LA PROMESSE TRAHIE DU RETOUR DES TRÉSORS D'AFRIQUE
Depuis l'engagement de Macron en 2017, l'attente se fait interminable pour les pays du continent. Dans une tribune cinglante, des responsables du Bénin, du Nigeria et du Sénégal dénoncent le "choc" d'un nouveau report de la loi sur les restitutions
(SenePlus) - Dans une tribune publiée dans Le Monde le 30 avril 2024, des responsables de musées et de la restitution du patrimoine du Bénin, du Nigeria et du Sénégal ont exprimé leur profonde déception face au report de la loi promise par Emmanuel Macron en 2017 pour faciliter les restitutions d'œuvres d'art africaines.
"Le report de la loi promise est pour nous un choc", ont écrit Babatunde E. Adebiyi, Fatima Fall Niang et Alain Godonou, déplorant que seuls 27 biens aient été rendus depuis les engagements du président français il y a sept ans.
En 2017 à Ouagadougou, M. Macron avait affirmé : "Je veux que, d'ici cinq ans, les conditions soient réunies pour des restitutions temporaires ou définitives du patrimoine africain en Afrique." Cette déclaration, suivie du rapport Sarr-Savoy en 2018, avait soulevé un immense espoir chez les pays francophones dont certains trésors majeurs se trouvent encore en France depuis la colonisation.

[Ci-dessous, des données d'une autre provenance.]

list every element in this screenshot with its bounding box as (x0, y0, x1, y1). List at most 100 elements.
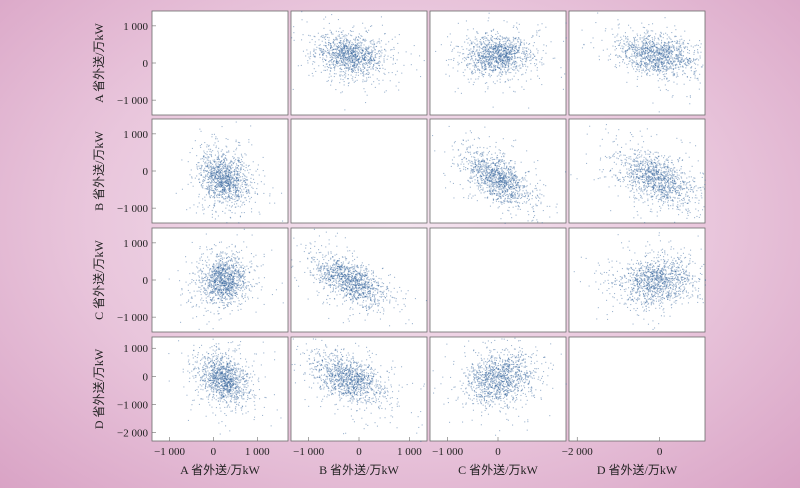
data-point (513, 37, 515, 39)
data-point (351, 59, 353, 61)
data-point (345, 61, 347, 63)
data-point (333, 53, 335, 55)
data-point (225, 185, 227, 187)
data-point (678, 48, 680, 50)
data-point (337, 56, 339, 58)
data-point (675, 67, 677, 69)
data-point (463, 75, 465, 77)
data-point (341, 45, 343, 47)
data-point (351, 58, 353, 60)
data-point (649, 63, 651, 65)
data-point (659, 51, 661, 53)
data-point (531, 198, 533, 200)
data-point (213, 133, 215, 135)
data-point (645, 47, 647, 49)
data-point (499, 81, 501, 83)
data-point (220, 150, 222, 152)
data-point (360, 69, 362, 71)
data-point (643, 48, 645, 50)
data-point (522, 64, 524, 66)
data-point (614, 36, 616, 38)
data-point (474, 70, 476, 72)
data-point (498, 67, 500, 69)
data-point (357, 58, 359, 60)
data-point (686, 96, 688, 98)
data-point (228, 189, 230, 191)
data-point (497, 193, 499, 195)
data-point (509, 57, 511, 59)
data-point (646, 31, 648, 33)
data-point (363, 56, 365, 58)
data-point (491, 36, 493, 38)
data-point (620, 36, 622, 38)
data-point (505, 59, 507, 61)
data-point (489, 47, 491, 49)
data-point (477, 59, 479, 61)
data-point (352, 51, 354, 53)
data-point (472, 72, 474, 74)
data-point (212, 166, 214, 168)
data-point (638, 66, 640, 68)
data-point (342, 51, 344, 53)
data-point (347, 49, 349, 51)
data-point (355, 74, 357, 76)
data-point (664, 17, 666, 19)
data-point (347, 58, 349, 60)
data-point (526, 180, 528, 182)
data-point (467, 63, 469, 65)
data-point (338, 55, 340, 57)
data-point (245, 187, 247, 189)
data-point (531, 57, 533, 59)
data-point (693, 73, 695, 75)
data-point (351, 44, 353, 46)
data-point (479, 161, 481, 163)
data-point (487, 51, 489, 53)
data-point (646, 62, 648, 64)
data-point (353, 53, 355, 55)
data-point (357, 53, 359, 55)
data-point (363, 39, 365, 41)
data-point (228, 165, 230, 167)
data-point (676, 57, 678, 59)
data-point (647, 36, 649, 38)
data-point (339, 50, 341, 52)
data-point (640, 64, 642, 66)
data-point (499, 45, 501, 47)
data-point (487, 50, 489, 52)
data-point (231, 178, 233, 180)
data-point (501, 38, 503, 40)
data-point (482, 51, 484, 53)
data-point (491, 54, 493, 56)
data-point (352, 61, 354, 63)
data-point (353, 55, 355, 57)
data-point (645, 59, 647, 61)
data-point (506, 54, 508, 56)
data-point (223, 168, 225, 170)
data-point (519, 56, 521, 58)
data-point (649, 40, 651, 42)
panel-A-C (429, 10, 567, 116)
data-point (340, 68, 342, 70)
data-point (238, 191, 240, 193)
data-point (358, 62, 360, 64)
data-point (356, 55, 358, 57)
data-point (210, 148, 212, 150)
data-point (322, 57, 324, 59)
data-point (653, 69, 655, 71)
data-point (634, 46, 636, 48)
data-point (224, 175, 226, 177)
data-point (354, 44, 356, 46)
data-point (700, 51, 702, 53)
data-point (612, 45, 614, 47)
data-point (344, 45, 346, 47)
data-point (514, 69, 516, 71)
data-point (649, 66, 651, 68)
data-point (687, 60, 689, 62)
data-point (499, 39, 501, 41)
data-point (244, 177, 246, 179)
data-point (631, 55, 633, 57)
data-point (495, 50, 497, 52)
data-point (340, 31, 342, 33)
data-point (253, 178, 255, 180)
data-point (657, 54, 659, 56)
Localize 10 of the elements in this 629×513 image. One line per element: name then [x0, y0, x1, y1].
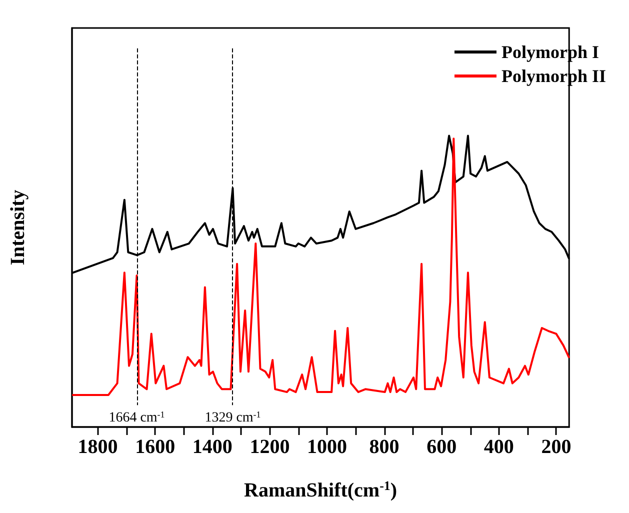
y-axis-title: Intensity — [7, 190, 29, 266]
x-tick-label: 1200 — [250, 436, 290, 458]
x-tick-label: 800 — [369, 436, 400, 458]
x-tick-label: 400 — [484, 436, 514, 458]
x-tick-label: 200 — [541, 436, 572, 458]
x-tick-label: 1400 — [192, 436, 232, 458]
x-tick-label: 1000 — [307, 436, 347, 458]
x-tick-label: 1800 — [78, 436, 118, 458]
x-tick-label: 1600 — [135, 436, 176, 458]
x-tick-label: 600 — [426, 436, 457, 458]
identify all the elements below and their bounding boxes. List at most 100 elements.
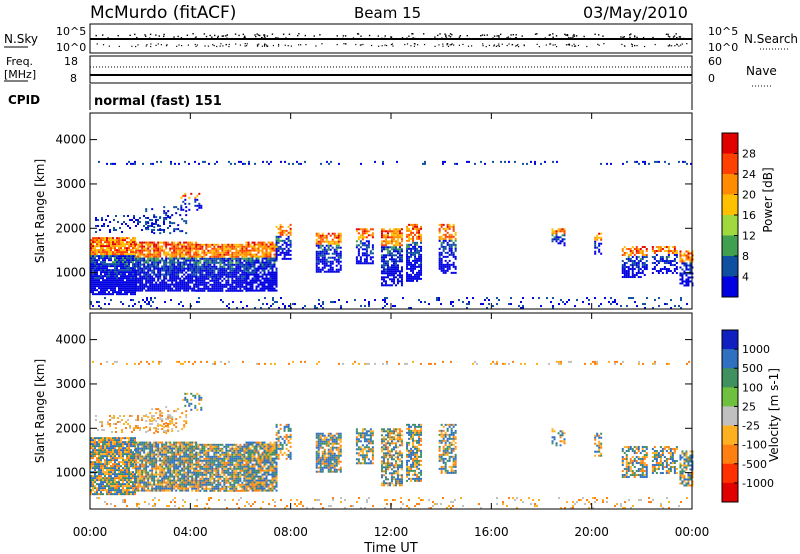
nsky-point xyxy=(445,37,448,39)
echo-cell xyxy=(685,250,688,253)
echo-cell xyxy=(118,247,120,250)
echo-cell xyxy=(195,247,198,250)
echo-cell xyxy=(132,481,134,484)
echo-cell xyxy=(251,269,254,272)
echo-cell xyxy=(388,258,391,261)
echo-cell xyxy=(215,275,218,278)
echo-cell xyxy=(139,249,142,252)
echo-cell xyxy=(440,267,443,270)
echo-cell xyxy=(128,489,130,492)
echo-cell xyxy=(130,441,132,444)
echo-cell xyxy=(165,273,168,276)
echo-cell xyxy=(667,252,670,255)
echo-cell xyxy=(132,443,134,446)
nsky-point xyxy=(422,33,425,35)
echo-cell xyxy=(229,255,232,258)
nsky-point xyxy=(667,33,669,36)
nsky-point xyxy=(180,37,183,39)
echo-cell xyxy=(116,285,118,288)
echo-cell xyxy=(598,242,601,245)
echo-cell xyxy=(251,249,254,252)
echo-cell xyxy=(245,259,248,262)
nsky-point xyxy=(298,33,300,35)
echo-cell xyxy=(155,281,158,284)
echo-cell xyxy=(275,253,278,256)
echo-cell xyxy=(135,279,138,282)
echo-cell xyxy=(641,250,644,253)
echo-cell xyxy=(130,443,132,446)
echo-cell xyxy=(143,449,146,452)
echo-cell xyxy=(134,479,136,482)
echo-cell xyxy=(181,267,184,270)
echo-cell xyxy=(450,263,453,266)
echo-cell xyxy=(610,297,612,300)
echo-cell xyxy=(185,251,188,254)
echo-cell xyxy=(132,287,134,290)
echo-cell xyxy=(100,287,102,290)
echo-cell xyxy=(657,272,660,275)
echo-cell xyxy=(388,246,391,249)
echo-cell xyxy=(139,259,142,262)
echo-cell xyxy=(440,225,443,228)
echo-cell xyxy=(135,453,138,456)
echo-cell xyxy=(128,289,130,292)
echo-cell xyxy=(675,262,678,265)
echo-cell xyxy=(563,234,566,237)
echo-cell xyxy=(319,244,322,247)
echo-cell xyxy=(661,256,664,259)
echo-cell xyxy=(132,285,134,288)
echo-cell xyxy=(632,297,634,300)
echo-cell xyxy=(179,263,182,266)
echo-cell xyxy=(641,258,644,261)
echo-cell xyxy=(90,467,92,470)
echo-cell xyxy=(392,305,394,308)
echo-cell xyxy=(106,449,108,452)
echo-cell xyxy=(241,273,244,276)
echo-cell xyxy=(400,248,403,251)
echo-cell xyxy=(183,289,186,292)
echo-cell xyxy=(102,463,104,466)
echo-cell xyxy=(388,236,391,239)
echo-cell xyxy=(392,260,395,263)
echo-cell xyxy=(112,473,114,476)
echo-cell xyxy=(671,272,674,275)
y-tick-label: 4000 xyxy=(55,133,86,147)
echo-cell xyxy=(215,255,218,258)
echo-cell xyxy=(157,228,160,231)
echo-cell xyxy=(183,257,186,260)
echo-cell xyxy=(627,260,630,263)
echo-cell xyxy=(141,247,144,250)
echo-cell xyxy=(171,277,174,280)
echo-cell xyxy=(480,160,482,163)
echo-cell xyxy=(112,457,114,460)
echo-cell xyxy=(233,245,236,248)
echo-cell xyxy=(185,253,188,256)
echo-cell xyxy=(690,162,692,165)
echo-cell xyxy=(258,299,260,302)
echo-cell xyxy=(102,487,104,490)
echo-cell xyxy=(396,236,399,239)
echo-cell xyxy=(321,250,324,253)
echo-cell xyxy=(145,210,148,213)
echo-cell xyxy=(357,250,360,253)
echo-cell xyxy=(152,162,154,165)
echo-cell xyxy=(318,303,320,306)
echo-cell xyxy=(151,241,154,244)
echo-cell xyxy=(331,232,334,235)
echo-cell xyxy=(143,255,146,258)
echo-cell xyxy=(283,231,286,234)
echo-cell xyxy=(269,287,272,290)
echo-cell xyxy=(183,265,186,268)
echo-cell xyxy=(271,263,274,266)
echo-cell xyxy=(106,243,108,246)
echo-cell xyxy=(156,307,158,310)
echo-cell xyxy=(251,245,254,248)
echo-cell xyxy=(263,287,266,290)
nsky-point xyxy=(549,34,551,36)
echo-cell xyxy=(118,475,120,478)
echo-cell xyxy=(687,256,690,259)
echo-cell xyxy=(241,289,244,292)
echo-cell xyxy=(122,469,124,472)
nsky-point xyxy=(177,35,179,38)
echo-cell xyxy=(104,297,106,300)
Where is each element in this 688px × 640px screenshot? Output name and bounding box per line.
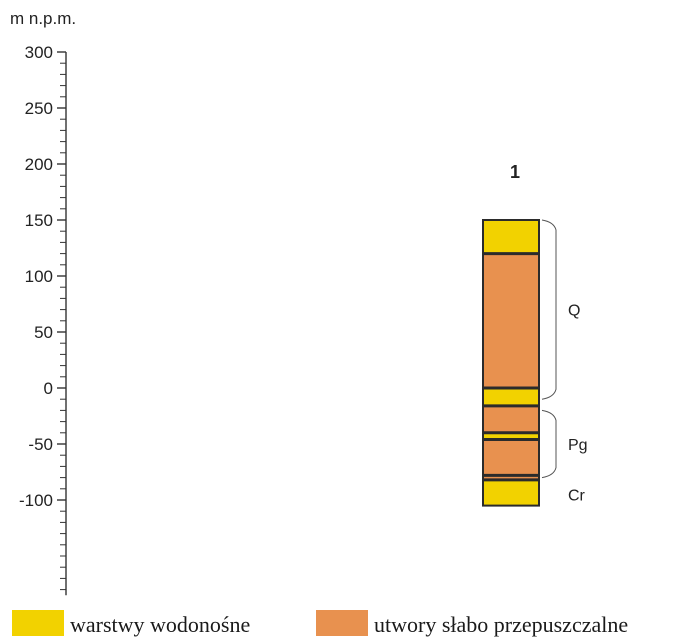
layer-aquifer bbox=[483, 479, 539, 506]
bracket-pg bbox=[541, 409, 557, 479]
layer-semipermeable bbox=[483, 253, 539, 388]
tick-label: 300 bbox=[25, 43, 53, 62]
layer-aquifer bbox=[483, 220, 539, 254]
tick-label: 50 bbox=[34, 323, 53, 342]
legend-label-semipermeable: utwory słabo przepuszczalne bbox=[374, 612, 628, 637]
legend-label-aquifer: warstwy wodonośne bbox=[70, 612, 250, 637]
tick-label: 100 bbox=[25, 267, 53, 286]
borehole-label: 1 bbox=[510, 162, 520, 182]
unit-label: m n.p.m. bbox=[10, 9, 76, 28]
tick-label: 250 bbox=[25, 99, 53, 118]
stratigraphy-brackets: Q Pg Cr bbox=[541, 219, 588, 504]
strat-label-q: Q bbox=[568, 303, 580, 320]
bracket-q bbox=[541, 219, 557, 400]
layer-semipermeable bbox=[483, 405, 539, 433]
borehole-column bbox=[482, 219, 540, 507]
legend-swatch-semipermeable bbox=[316, 610, 368, 636]
strat-label-pg: Pg bbox=[568, 437, 588, 454]
tick-label: 200 bbox=[25, 155, 53, 174]
tick-label: -100 bbox=[19, 491, 53, 510]
tick-label: -50 bbox=[28, 435, 53, 454]
depth-axis: 300 250 200 150 100 50 0 -50 -100 bbox=[19, 43, 67, 596]
layer-aquifer bbox=[483, 388, 539, 406]
tick-label: 150 bbox=[25, 211, 53, 230]
layer-semipermeable bbox=[483, 439, 539, 476]
legend-swatch-aquifer bbox=[12, 610, 64, 636]
column-outline bbox=[482, 219, 540, 507]
legend: warstwy wodonośne utwory słabo przepuszcz… bbox=[12, 610, 628, 637]
tick-label: 0 bbox=[44, 379, 53, 398]
strat-label-cr: Cr bbox=[568, 487, 586, 504]
layer-aquifer bbox=[483, 432, 539, 440]
layer-semipermeable bbox=[483, 475, 539, 480]
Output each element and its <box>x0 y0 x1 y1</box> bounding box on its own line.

Cependant, les critiques du Conseil d'État français sur le projet de loi, révélées par Le Monde, soulignent de nombreux vices juridiques. Le Conseil estime notamment que le projet "contrevient à un principe fondamental" en ne justifiant pas les restitutions par "un intérêt public supérieur".
"L'intérêt culturel des peuples n'est-il pas un motif impérieux, un intérêt général supérieur ?", s'interrogent les auteurs, citant le Pacte international de 1966 sur les droits civils et politiques ratifié par la France. Ils appellent à "fonder une éthique relationnelle repensée" avec des "commissions scientifiques paritaires" étudiant l'histoire de ces appropriations.
Le Conseil d'État a également critiqué la "conditionnalité" prévue par le texte, avec une "obligation de présentation au public" des œuvres restituées, perçue comme un contrôle néocolonialiste de la politique culturelle africaine.
"Depuis 2017, la France n'a restitué que 27 biens, alors que d'autres pays européens se sont engagés dans des restitutions bien plus ambitieuses", regrettent les responsables, évoquant le cas du Nigeria qui a recouvré la propriété de milliers d'œuvres via des accords.
"La restitution est d'un intérêt supérieur : transmettre notre histoire, éduquer, inspirer nos artistes, développer notre économie, refonder nos coopérations, asseoir notre identité", plaident-ils. "Nous sommes prêts à bâtir avec nos homologues français une éthique relationnelle repensée."